Feaster, too, was overly enamored with the idea that toughness and big strong guys and never having the puck so you can hit the crap out of your opponent every time they come across the blue line and get a shot off. So was Sutter for that matter. Apparently Flames president Ken King, who ultimately and unfortunately for the organization makes these kinds of front office decisions, thinks the makeup of the team should reflect the values of the city: Cowboy hockey and so on.

Except this idea, brought on by one improbable and irreproducible Stanley Cup run before the Second Bettman Lockout, has of course proven unwise and ill-founded since the “New NHL” began. The league now puts a premium on speed and skill, and where before you might have been able to get away with mugging a Patrick Kane type as he came across the blue line, if you so much take a hand off your stick and touch his jersey, you're going to the box and conceding a power play goal shortly thereafter.

Four straight seasons of evidence has not been enough to convince any Calgary executive that this, then, is a road less traveled because a sinkhole opened up and swallowed it almost a decade ago. Sutter, then Feaster have both already fallen down this “grit” hole to the demise of their front-office careers, and now apparently whomever Burke selects as the poor sap to replace them will be sent down the same path with no directions at all other than “Stop when you're winning with 6-foot-5 guys who can't skate.”

It's a fool's errand down a foreboding and unsafe road, likely to be taken up by the aforementioned Mr. Nieuwendyk. Already carneys like Ray Shero must be chuckling up their sleeves at this sap coming up the midway with a fistful of good, smaller prospects who can be parted from them with the promise of a few fights. Deryk Engelland and a third-round pick for 5-foot-11 and out-of-favor Sven Baertschi is a trade that is not at this time inconceivable.
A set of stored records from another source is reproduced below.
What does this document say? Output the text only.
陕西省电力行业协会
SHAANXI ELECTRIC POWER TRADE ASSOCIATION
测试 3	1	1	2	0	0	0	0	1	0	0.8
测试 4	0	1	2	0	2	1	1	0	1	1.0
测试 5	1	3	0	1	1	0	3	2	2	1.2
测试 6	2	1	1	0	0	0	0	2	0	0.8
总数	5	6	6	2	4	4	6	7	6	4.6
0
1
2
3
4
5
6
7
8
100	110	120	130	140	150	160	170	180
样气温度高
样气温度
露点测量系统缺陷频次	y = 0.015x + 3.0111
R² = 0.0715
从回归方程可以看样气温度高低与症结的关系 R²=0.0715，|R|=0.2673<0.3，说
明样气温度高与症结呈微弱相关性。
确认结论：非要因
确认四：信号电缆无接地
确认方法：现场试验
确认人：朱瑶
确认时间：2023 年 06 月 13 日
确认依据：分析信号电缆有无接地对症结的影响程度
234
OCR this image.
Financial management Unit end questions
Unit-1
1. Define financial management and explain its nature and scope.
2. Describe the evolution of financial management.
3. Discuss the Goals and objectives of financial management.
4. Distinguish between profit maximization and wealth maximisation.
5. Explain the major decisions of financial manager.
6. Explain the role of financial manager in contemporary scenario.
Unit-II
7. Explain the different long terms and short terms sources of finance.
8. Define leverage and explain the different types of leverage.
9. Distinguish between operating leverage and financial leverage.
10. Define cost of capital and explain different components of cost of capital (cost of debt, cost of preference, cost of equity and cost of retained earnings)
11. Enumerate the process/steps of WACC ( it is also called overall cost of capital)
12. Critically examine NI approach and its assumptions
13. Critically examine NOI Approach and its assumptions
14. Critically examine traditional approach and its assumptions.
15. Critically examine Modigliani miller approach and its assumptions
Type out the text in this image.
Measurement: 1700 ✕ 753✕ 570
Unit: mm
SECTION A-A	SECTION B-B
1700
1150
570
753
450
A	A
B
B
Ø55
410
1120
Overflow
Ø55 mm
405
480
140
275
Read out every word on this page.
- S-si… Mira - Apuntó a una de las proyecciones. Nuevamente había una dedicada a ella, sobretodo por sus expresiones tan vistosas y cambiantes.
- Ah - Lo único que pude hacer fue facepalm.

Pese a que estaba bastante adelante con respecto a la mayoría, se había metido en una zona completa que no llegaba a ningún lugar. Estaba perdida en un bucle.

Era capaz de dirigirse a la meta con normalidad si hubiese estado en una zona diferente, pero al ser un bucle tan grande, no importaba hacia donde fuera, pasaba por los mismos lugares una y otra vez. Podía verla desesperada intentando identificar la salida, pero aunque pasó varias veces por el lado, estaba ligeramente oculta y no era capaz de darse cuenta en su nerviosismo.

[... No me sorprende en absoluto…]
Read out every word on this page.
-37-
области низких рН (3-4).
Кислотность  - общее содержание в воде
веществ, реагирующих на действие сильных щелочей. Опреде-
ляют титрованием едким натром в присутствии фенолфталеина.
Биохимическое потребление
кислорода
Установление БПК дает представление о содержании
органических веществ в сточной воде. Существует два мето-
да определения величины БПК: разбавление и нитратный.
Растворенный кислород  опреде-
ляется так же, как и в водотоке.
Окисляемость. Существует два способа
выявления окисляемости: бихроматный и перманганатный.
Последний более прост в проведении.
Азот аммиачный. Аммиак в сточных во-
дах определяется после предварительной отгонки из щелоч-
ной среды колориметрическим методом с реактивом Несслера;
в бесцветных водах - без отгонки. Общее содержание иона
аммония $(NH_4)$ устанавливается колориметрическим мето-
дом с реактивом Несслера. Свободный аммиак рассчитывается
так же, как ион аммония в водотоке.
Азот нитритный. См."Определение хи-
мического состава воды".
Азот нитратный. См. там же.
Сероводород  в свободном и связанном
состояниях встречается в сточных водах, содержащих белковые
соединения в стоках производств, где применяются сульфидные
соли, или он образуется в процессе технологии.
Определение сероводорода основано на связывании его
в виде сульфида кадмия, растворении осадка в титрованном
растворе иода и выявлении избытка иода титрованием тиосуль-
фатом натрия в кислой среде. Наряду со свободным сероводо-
The next GM is going to be in a similar position to Feaster, having to clear roster dead weight (of which there is somewhat less now than three years ago) and pile up picks. The mandate for whomever is unfortunate enough to take over is going to be get big and get good, fast. That's not a recipe for a winning hockey team in the NHL. Not when you're starting from Calgary's position.

The Flames got a long overdue change in GM, but the long overdue change in philosophy is not forthcoming. This team is going to be bad for a real long time.